In March 2007, I went to the pinnacle of all college basketball competitions, the NCAA Final Four in Atlanta to watch my alma mater, Georgetown, play. This was a big deal for Georgetown students and alumni, as the school had not gone to the Final Four for over 20 years, not since Patrick Ewing bumped his head on the doorways of campus. For me, the plans came together very last minute when Georgetown managed to squeeze past the quarterfinal round. To avoid the expensive New York City to Atlanta airplane tickets, I flew down to Raleigh-Durham airport where my Chinese-American freshman year roommate, Jason, was living, and we road-tripped the six hours down to Atlanta from North Carolina. Besides saving on airfare, I like road-tripping, and it was a good time for us to catch up on each others’ lives.


The Hoyas lost, and we started on the long return trip to Durham. However, we were entertained by an episode that occurred along the way. We stopped for dinner at a Waffle House restaurant in a little hick town in South Carolina. Full disclosure: I honestly have nothing against hicks, or for that matter South Carolina, having spent many formative years in culturally similar Indiana, Missouri, and Ohio. In fact, I feel right at home amongst rural people, even though I’ve lived in New York City for the last six years.

This particular Waffle House was a capsule of much of Southern America today: blacks and whites self-segregated, not because a sign told them to sit separately, but because they wanted to. Several black tables on the left, and several white tables on the right, and a group of pimply white staff horsing around at the front counter because it wasn’t too busy. Viewing a “China-man” and an “Injun” roll into the place was easily an event for them all. Everyone eyed us, not a single one of them looked to me a lick above dirt-poor, sitting down to massive, greasy meals of waffles, eggs, bacon, sausage, and grits for somewhere between $3 and $5. Of course, we had to stop by to be a part of this wonderful southern experience.
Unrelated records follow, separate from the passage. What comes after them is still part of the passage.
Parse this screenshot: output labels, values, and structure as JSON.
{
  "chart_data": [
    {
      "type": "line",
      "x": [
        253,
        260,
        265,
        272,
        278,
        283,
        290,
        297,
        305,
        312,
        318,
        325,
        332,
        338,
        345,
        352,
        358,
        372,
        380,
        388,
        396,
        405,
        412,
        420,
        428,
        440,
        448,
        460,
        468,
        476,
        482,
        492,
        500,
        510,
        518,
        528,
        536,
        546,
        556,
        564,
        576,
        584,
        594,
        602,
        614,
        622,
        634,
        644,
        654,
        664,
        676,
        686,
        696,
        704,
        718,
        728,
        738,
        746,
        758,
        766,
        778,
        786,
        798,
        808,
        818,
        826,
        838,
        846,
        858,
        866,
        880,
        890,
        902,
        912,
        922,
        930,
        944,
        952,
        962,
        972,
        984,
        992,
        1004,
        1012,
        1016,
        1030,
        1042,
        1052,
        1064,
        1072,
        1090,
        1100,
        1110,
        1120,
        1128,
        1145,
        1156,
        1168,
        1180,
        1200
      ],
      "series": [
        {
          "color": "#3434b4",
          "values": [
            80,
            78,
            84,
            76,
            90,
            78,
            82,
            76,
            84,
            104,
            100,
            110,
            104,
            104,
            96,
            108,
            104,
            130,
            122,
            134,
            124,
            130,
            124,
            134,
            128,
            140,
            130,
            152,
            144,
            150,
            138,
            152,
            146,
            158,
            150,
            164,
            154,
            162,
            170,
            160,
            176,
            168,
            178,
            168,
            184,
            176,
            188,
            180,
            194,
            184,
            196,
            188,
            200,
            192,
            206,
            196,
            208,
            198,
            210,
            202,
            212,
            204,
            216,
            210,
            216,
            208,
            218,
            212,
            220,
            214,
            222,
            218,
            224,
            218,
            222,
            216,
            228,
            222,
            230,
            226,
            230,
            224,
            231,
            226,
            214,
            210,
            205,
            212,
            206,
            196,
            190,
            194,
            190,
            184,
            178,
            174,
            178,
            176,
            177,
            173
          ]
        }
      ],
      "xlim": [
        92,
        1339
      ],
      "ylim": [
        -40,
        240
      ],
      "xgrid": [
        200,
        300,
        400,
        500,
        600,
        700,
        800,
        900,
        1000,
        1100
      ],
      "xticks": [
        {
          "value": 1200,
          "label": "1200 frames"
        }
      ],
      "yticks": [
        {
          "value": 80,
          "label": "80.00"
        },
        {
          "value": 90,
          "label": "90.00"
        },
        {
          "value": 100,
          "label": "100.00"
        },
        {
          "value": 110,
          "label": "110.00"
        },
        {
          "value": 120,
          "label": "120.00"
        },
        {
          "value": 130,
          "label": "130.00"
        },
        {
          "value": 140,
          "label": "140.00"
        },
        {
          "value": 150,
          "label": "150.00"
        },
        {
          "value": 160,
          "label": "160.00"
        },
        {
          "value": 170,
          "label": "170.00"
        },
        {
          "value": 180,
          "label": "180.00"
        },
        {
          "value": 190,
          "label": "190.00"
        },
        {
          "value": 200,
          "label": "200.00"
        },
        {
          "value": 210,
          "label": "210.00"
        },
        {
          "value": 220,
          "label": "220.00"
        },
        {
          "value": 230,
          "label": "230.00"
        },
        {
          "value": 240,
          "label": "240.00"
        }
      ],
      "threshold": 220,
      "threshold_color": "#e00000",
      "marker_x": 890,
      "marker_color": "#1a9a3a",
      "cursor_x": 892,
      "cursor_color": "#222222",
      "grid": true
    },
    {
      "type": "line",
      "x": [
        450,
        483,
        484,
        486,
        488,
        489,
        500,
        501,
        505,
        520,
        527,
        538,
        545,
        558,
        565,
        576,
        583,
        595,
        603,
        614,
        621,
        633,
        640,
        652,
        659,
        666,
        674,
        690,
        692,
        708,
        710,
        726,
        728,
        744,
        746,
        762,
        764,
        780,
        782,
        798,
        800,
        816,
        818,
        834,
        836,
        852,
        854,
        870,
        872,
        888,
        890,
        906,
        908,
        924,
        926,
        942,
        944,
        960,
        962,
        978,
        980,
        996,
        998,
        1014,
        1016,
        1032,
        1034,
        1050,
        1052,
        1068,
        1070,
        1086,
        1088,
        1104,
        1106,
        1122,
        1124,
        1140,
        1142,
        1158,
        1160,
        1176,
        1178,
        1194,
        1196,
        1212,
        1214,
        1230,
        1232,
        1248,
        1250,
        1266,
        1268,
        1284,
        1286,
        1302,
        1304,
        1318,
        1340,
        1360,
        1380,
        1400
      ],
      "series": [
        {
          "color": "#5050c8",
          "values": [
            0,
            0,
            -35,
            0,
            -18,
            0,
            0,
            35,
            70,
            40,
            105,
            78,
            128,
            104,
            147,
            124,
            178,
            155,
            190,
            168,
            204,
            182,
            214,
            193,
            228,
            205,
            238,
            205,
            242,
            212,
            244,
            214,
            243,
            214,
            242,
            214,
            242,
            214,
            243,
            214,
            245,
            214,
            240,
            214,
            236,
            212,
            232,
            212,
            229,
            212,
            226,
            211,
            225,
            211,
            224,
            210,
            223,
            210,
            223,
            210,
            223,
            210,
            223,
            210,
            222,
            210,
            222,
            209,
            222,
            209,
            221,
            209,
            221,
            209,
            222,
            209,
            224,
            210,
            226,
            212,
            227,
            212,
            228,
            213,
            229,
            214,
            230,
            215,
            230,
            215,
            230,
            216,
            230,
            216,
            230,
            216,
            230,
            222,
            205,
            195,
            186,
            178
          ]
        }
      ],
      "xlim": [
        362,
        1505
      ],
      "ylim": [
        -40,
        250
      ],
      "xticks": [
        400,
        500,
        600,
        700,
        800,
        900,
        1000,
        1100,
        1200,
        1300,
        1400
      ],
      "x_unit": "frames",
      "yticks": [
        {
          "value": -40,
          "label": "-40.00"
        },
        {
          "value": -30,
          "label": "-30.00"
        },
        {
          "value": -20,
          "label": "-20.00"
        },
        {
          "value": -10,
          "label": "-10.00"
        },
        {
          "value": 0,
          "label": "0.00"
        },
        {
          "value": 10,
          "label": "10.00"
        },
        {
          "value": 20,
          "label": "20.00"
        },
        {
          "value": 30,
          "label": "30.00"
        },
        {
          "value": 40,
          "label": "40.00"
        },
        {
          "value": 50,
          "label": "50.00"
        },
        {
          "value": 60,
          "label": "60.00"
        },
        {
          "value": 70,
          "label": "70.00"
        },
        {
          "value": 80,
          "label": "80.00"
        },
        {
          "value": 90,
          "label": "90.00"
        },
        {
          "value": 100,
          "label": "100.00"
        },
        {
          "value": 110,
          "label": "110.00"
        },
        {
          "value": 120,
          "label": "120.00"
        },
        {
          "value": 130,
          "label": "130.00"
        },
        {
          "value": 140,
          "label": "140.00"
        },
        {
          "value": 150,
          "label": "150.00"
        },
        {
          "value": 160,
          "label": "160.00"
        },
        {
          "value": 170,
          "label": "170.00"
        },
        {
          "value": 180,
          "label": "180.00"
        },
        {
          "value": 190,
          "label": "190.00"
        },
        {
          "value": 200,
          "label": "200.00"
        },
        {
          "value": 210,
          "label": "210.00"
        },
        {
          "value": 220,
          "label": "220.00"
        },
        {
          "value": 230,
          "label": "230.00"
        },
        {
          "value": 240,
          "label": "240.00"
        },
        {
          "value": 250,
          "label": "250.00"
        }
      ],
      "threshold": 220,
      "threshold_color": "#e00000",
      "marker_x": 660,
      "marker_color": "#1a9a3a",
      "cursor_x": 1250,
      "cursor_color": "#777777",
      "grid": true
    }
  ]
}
The food was cheap, satisfyingly greasy and tasty. At the end of the meal, our middle-aged waitress came to the table to give us our check. And then it happened.

She said, “Um, there’s something I want to say to you, but I probably shouldn’t.”

Of course, at that point we wanted to hear it because the suspense was irresistible, even if she was about to say something tragic in a horror flick kind of way: “Come with me to the back, sir, I’ll show you where we make our sausages, and the walk-in freezer where we store them.”

We nodded, and she said, “You know we gave you names when you walked in.”

“What?” we asked, looking at each other nervously, hoping she wouldn’t say Dead and Deader.

“Harold and Kumar.” She started giggling.

I breathed a sigh of relief, at least on the inside while keeping up my brave facade on the outside. We ignored the racial stereotype in calling a random Indian guy and a random Chinese guy in their 20s the names of famous movie characters; there wasn’t even a thought of racism in her head—she was genuinely psyched. This wasn’t New York or San Francisco, where it would be common to see an Indian and an Asian chilling at a diner.

“So you’ve seen it?” I asked, glad to make conversation about a highly entertaining movie with an Indian lead, Harold & Kumar Go to White Castle, instead of inspecting the inside of a blood-covered walk-in freezer. Having brushed against both the real-life Harold and Kumar in New York, actors Kal Penn at a hookah bar (the night after I saw the movie in 2004) and John Cho (another night at a Korean film party), and having fancied ourselves as H & K during several adventures over a ten-year span, Jason and I connected to the film on several levels.
“Of course,” she smiled. “Many times.”

On the way out we passed by the cook, who himself seemed to be straight out of a movie: intense Southern accent, nasty apron, barrel chest, large hairy arms, wrinkled weather-beaten face. A real life version of the military cook from the comic strip Beetle Bailey. “It’s Harold and Kumar!” said the waitress when we passed by, to repeat the theme of the evening. “He and I were talking about you!”

The cook boomed a sincere and happy laugh: “Thayt’s rayt, Hayrold en Kyooomar!” It was all in good fun, all in good nature, and in a strange way Jason and I were connected to these two as fans of a film, even if we were worlds apart. I knew that they would be memorable to us for a lifetime, as we would be to them, if only because Jason was one of the 1.5 billion Chinese people out there, and I was one of the 1.5 billion Indians in the world, and they were two unremarkable Americans you would find a dime a dozen in Anytown, USA who just weren’t exposed to Asian people very often. That night we were special, dammit!

In a rare moment of near-inspiration, I said, “Harold and Kumar go to Waffle House.” Everyone laughed.

Mahanth Joishy is an official of the New York City Parks Department. Jason works in brand management in Pittsburg and is engaged to—you guessed it—a Bengali girl.